Regex101 icon indicating copy to clipboard operation
Regex101 copied to clipboard

Incorrect Explanation for \W (python)

Open byronharvey opened this issue 3 years ago • 1 comments

Bug Description

For Python 2.7 when I enter into the Regular expression bar r"\W" I am told in the explanation field that "\W matches any non-word character (equivalent to [^a-zA-Z0-9_])" This is not true because é, for example, does not match "\W", and it does for "[^a-zA-Z0-9_]"

Reproduction steps

Enter "\W" in the expression field

In the test field enter é

Change the expression field to "[^a-zA-Z0-9_]"

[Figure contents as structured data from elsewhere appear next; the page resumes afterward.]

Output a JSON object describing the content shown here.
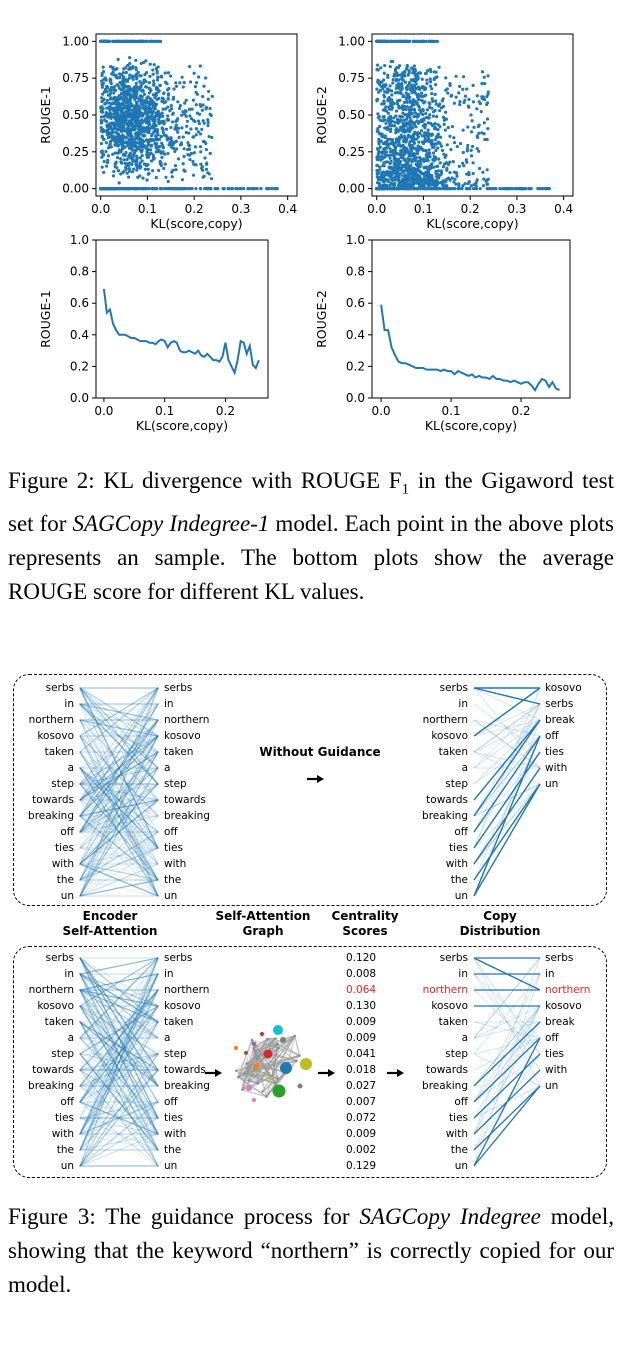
{
  "chart_data": [
    {
      "type": "scatter",
      "xlabel": "KL(score,copy)",
      "ylabel": "ROUGE-1",
      "xticks": [
        "0.0",
        "0.1",
        "0.2",
        "0.3",
        "0.4"
      ],
      "yticks": [
        "0.00",
        "0.25",
        "0.50",
        "0.75",
        "1.00"
      ],
      "xlim": [
        -0.01,
        0.42
      ],
      "ylim": [
        -0.05,
        1.05
      ],
      "color": "#1f77b4",
      "description_of_points": "approx. 1,500 samples; dense for KL 0.0-0.12, rows at ROUGE 0.00 and 1.00"
    },
    {
      "type": "scatter",
      "xlabel": "KL(score,copy)",
      "ylabel": "ROUGE-2",
      "xticks": [
        "0.0",
        "0.1",
        "0.2",
        "0.3",
        "0.4"
      ],
      "yticks": [
        "0.00",
        "0.25",
        "0.50",
        "0.75",
        "1.00"
      ],
      "xlim": [
        -0.01,
        0.42
      ],
      "ylim": [
        -0.05,
        1.05
      ],
      "color": "#1f77b4"
    },
    {
      "type": "line",
      "xlabel": "KL(score,copy)",
      "ylabel": "ROUGE-1",
      "xticks": [
        "0.0",
        "0.1",
        "0.2"
      ],
      "yticks": [
        "0.0",
        "0.2",
        "0.4",
        "0.6",
        "0.8",
        "1.0"
      ],
      "xlim": [
        -0.013,
        0.27
      ],
      "ylim": [
        0,
        1.0
      ],
      "color": "#1f77b4",
      "x": [
        0.0,
        0.005,
        0.01,
        0.015,
        0.02,
        0.025,
        0.03,
        0.035,
        0.04,
        0.045,
        0.05,
        0.055,
        0.06,
        0.065,
        0.07,
        0.075,
        0.08,
        0.085,
        0.09,
        0.095,
        0.1,
        0.105,
        0.11,
        0.115,
        0.12,
        0.125,
        0.13,
        0.135,
        0.14,
        0.145,
        0.15,
        0.155,
        0.16,
        0.165,
        0.17,
        0.175,
        0.18,
        0.185,
        0.19,
        0.195,
        0.2,
        0.205,
        0.21,
        0.215,
        0.22,
        0.225,
        0.23,
        0.235,
        0.24,
        0.245,
        0.25,
        0.255
      ],
      "values": [
        0.69,
        0.54,
        0.56,
        0.47,
        0.43,
        0.4,
        0.4,
        0.4,
        0.39,
        0.38,
        0.38,
        0.37,
        0.36,
        0.36,
        0.36,
        0.35,
        0.35,
        0.34,
        0.36,
        0.37,
        0.36,
        0.32,
        0.35,
        0.36,
        0.35,
        0.3,
        0.29,
        0.29,
        0.3,
        0.29,
        0.28,
        0.3,
        0.27,
        0.26,
        0.28,
        0.26,
        0.24,
        0.24,
        0.23,
        0.26,
        0.35,
        0.24,
        0.2,
        0.16,
        0.24,
        0.36,
        0.35,
        0.28,
        0.33,
        0.21,
        0.19,
        0.24
      ]
    },
    {
      "type": "line",
      "xlabel": "KL(score,copy)",
      "ylabel": "ROUGE-2",
      "xticks": [
        "0.0",
        "0.1",
        "0.2"
      ],
      "yticks": [
        "0.0",
        "0.2",
        "0.4",
        "0.6",
        "0.8",
        "1.0"
      ],
      "xlim": [
        -0.013,
        0.27
      ],
      "ylim": [
        0,
        1.0
      ],
      "color": "#1f77b4",
      "x": [
        0.0,
        0.005,
        0.01,
        0.015,
        0.02,
        0.025,
        0.03,
        0.035,
        0.04,
        0.045,
        0.05,
        0.055,
        0.06,
        0.065,
        0.07,
        0.075,
        0.08,
        0.085,
        0.09,
        0.095,
        0.1,
        0.105,
        0.11,
        0.115,
        0.12,
        0.125,
        0.13,
        0.135,
        0.14,
        0.145,
        0.15,
        0.155,
        0.16,
        0.165,
        0.17,
        0.175,
        0.18,
        0.185,
        0.19,
        0.195,
        0.2,
        0.205,
        0.21,
        0.215,
        0.22,
        0.225,
        0.23,
        0.235,
        0.24,
        0.245,
        0.25,
        0.255
      ],
      "values": [
        0.59,
        0.43,
        0.43,
        0.32,
        0.27,
        0.23,
        0.22,
        0.22,
        0.21,
        0.2,
        0.19,
        0.19,
        0.19,
        0.18,
        0.18,
        0.18,
        0.18,
        0.17,
        0.18,
        0.17,
        0.17,
        0.15,
        0.17,
        0.16,
        0.15,
        0.14,
        0.15,
        0.13,
        0.14,
        0.13,
        0.13,
        0.12,
        0.14,
        0.12,
        0.12,
        0.11,
        0.11,
        0.1,
        0.11,
        0.1,
        0.09,
        0.1,
        0.1,
        0.08,
        0.05,
        0.09,
        0.12,
        0.11,
        0.07,
        0.1,
        0.06,
        0.05
      ]
    }
  ],
  "caption2": {
    "p1": "Figure 2:  KL divergence with ROUGE F",
    "sub": "1",
    "p2": " in the Gigaword test set for ",
    "model": "SAGCopy Indegree-1",
    "p3": " model.  Each point in the above plots represents an sample. The bottom plots show the average ROUGE score for different KL values."
  },
  "figure3": {
    "words_src": [
      "serbs",
      "in",
      "northern",
      "kosovo",
      "taken",
      "a",
      "step",
      "towards",
      "breaking",
      "off",
      "ties",
      "with",
      "the",
      "un"
    ],
    "words_out_top": [
      "kosovo",
      "serbs",
      "break",
      "off",
      "ties",
      "with",
      "un"
    ],
    "words_out_bottom": [
      "serbs",
      "in",
      "northern",
      "kosovo",
      "break",
      "off",
      "ties",
      "with",
      "un"
    ],
    "highlight_word": "northern",
    "without_guidance": "Without Guidance",
    "headers": {
      "encoder": "Encoder\nSelf-Attention",
      "graph": "Self-Attention\nGraph",
      "centrality": "Centrality\nScores",
      "copy": "Copy\nDistribution"
    },
    "scores": [
      "0.120",
      "0.008",
      "0.064",
      "0.130",
      "0.009",
      "0.009",
      "0.041",
      "0.018",
      "0.027",
      "0.007",
      "0.072",
      "0.009",
      "0.002",
      "0.129"
    ],
    "line_color": "#1f77b4",
    "highlight_color": "#e8231b"
  },
  "caption3": {
    "p1": "Figure 3:  The guidance process for ",
    "model": "SAGCopy Indegree",
    "p2": " model, showing that the keyword “northern” is correctly copied for our model."
  }
}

Observe that "\W" does not highlight é and "[^a-zA-Z0-9_]" does.

Expected Outcome

The explanation should make note that "\W" is not equivalent to "[^a-zA-Z0-9_]" in all cases, particularly those dealing with accented characters commonly found in other languages.

Browser

Include browser name and version Chrome latest (89.0)

OS

Include OS name and version Big Sur

byronharvey avatar May 12 '21 21:05 byronharvey

You're entirely correct, this is due to python being emulated by PCRE on the website, a better 'test' is to use \w, which matches é by default (read: without the /u modifier), this means that python is always getting emulated with the unicode switch of pcre

For pcre the website gives for \W with /u "\W match any non-word character in any script (equivalent to [^\p{L}\p{N}_])" which is probably correct, which python 2.7 does not seem to support, it would be not ideal to list all of the character/code point which would match \W in unicode though if it can't be done in terms of \p{}, not sure about newer version of python anyway, this can be fixed easily but note that python needs some love overall on the website.

Ouims avatar May 16 '21 21:05 Ouims